We are given the equations of two circles:
1. \( x^2 + y^2 - 6x + 4y + 9 = 0 \)
2. \( x^2 + y^2 + 2x - 2y + 1 = 0 \)
We are asked to find the distance between the points of tangency \( A \) and \( B \), where a direct common tangent touches both circles.
Step 1: First, rewrite both equations of the circles in standard form by completing the square for both \( x \) and \( y \).
For the first circle \( x^2 + y^2 - 6x + 4y + 9 = 0 \):
- Complete the square for \( x \): \( x^2 - 6x \rightarrow (x - 3)^2 - 9 \)
- Complete the square for \( y \): \( y^2 + 4y \rightarrow (y + 2)^2 - 4 \)
Thus, the equation becomes: \[ (x - 3)^2 + (y + 2)^2 = 4 \] So, the center is \( (3, -2) \) and the radius is \( 2 \).
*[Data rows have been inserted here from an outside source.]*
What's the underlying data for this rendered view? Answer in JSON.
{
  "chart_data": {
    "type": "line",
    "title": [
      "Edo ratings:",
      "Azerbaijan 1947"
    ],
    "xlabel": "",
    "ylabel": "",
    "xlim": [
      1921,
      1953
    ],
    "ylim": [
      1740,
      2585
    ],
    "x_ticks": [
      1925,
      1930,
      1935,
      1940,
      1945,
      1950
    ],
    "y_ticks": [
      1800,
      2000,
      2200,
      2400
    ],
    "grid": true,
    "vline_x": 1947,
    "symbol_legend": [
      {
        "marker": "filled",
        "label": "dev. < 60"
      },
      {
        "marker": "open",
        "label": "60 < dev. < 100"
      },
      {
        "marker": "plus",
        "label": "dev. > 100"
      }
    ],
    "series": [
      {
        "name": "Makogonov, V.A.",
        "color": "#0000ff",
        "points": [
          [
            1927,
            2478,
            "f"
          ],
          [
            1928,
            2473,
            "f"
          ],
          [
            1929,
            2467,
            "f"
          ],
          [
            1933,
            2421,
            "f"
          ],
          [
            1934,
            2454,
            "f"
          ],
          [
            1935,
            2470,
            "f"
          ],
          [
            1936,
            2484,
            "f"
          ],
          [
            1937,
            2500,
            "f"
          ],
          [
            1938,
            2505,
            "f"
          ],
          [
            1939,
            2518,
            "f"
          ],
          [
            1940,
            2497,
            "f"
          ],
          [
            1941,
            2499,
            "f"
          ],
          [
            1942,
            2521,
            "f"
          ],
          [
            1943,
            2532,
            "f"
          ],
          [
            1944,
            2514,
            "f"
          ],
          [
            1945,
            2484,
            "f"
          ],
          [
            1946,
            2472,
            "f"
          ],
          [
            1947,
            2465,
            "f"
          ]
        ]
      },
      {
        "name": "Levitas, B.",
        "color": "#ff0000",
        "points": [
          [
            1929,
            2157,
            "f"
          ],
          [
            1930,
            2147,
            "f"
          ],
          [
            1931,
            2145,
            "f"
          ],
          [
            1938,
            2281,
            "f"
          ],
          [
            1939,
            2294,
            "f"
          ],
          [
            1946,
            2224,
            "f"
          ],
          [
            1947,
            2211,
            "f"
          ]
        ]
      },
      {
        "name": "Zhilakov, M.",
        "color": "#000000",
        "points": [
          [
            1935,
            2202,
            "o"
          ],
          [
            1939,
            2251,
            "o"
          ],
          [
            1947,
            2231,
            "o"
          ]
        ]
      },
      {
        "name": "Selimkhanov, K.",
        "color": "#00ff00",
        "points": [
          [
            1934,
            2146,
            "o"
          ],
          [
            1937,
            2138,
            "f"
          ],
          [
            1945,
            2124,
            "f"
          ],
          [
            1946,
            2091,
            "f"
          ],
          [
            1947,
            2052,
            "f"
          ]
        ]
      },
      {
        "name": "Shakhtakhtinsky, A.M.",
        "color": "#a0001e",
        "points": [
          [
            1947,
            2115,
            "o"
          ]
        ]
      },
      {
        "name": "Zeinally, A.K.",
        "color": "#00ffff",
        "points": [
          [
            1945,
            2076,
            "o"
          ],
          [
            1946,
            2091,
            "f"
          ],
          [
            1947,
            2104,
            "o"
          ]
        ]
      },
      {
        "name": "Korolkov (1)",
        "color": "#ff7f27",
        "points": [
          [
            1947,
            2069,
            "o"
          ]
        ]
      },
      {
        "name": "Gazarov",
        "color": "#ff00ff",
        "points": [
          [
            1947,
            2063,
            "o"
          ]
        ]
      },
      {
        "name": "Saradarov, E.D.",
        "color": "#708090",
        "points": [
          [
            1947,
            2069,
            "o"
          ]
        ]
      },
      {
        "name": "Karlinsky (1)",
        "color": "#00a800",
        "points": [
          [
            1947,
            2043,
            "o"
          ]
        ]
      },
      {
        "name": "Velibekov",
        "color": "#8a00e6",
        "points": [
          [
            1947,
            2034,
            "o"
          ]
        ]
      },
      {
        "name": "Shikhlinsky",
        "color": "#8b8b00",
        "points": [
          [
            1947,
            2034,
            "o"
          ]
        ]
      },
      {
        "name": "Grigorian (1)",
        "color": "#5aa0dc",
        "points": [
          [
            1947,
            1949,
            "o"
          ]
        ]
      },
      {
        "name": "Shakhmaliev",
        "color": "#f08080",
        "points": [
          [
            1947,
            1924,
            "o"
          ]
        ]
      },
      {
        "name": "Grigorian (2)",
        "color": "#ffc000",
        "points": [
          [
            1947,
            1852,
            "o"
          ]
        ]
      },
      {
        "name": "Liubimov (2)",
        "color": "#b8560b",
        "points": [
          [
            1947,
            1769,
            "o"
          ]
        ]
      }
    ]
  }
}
For the second circle \( x^2 + y^2 + 2x - 2y + 1 = 0 \):
- Complete the square for \( x \): \( x^2 + 2x \rightarrow (x + 1)^2 - 1 \)
- Complete the square for \( y \): \( y^2 - 2y \rightarrow (y - 1)^2 - 1 \)
Thus, the equation becomes: \[ (x + 1)^2 + (y - 1)^2 = 1 \] So, the center is \( (-1, 1) \) and the radius is \( 1 \). 
Step 2: Next, we use the formula for the distance between two points on the direct common tangent. The distance \( AB \) between the points of tangency of the direct common tangent is given by: \[ AB = \sqrt{d^2 - (r_1 - r_2)^2} \] where: - \( d \) is the distance between the centers of the two circles
- \( r_1 \) and \( r_2 \) are the radii of the two circles
The distance between the centers is: \[ d = \sqrt{(3 - (-1))^2 + (-2 - 1)^2} = \sqrt{(3 + 1)^2 + (-2 - 1)^2} = \sqrt{4^2 + (-3)^2} = \sqrt{16 + 9} = \sqrt{25} = 5 \] The radii of the two circles are \( r_1 = 2 \) and \( r_2 = 1 \). So, the distance between the points of tangency is: \[ AB = \sqrt{5^2 - (2 - 1)^2} = \sqrt{25 - 1} = \sqrt{24} = 2\sqrt{6} \] Thus, the distance \( AB \) is \( 2\sqrt{6} \).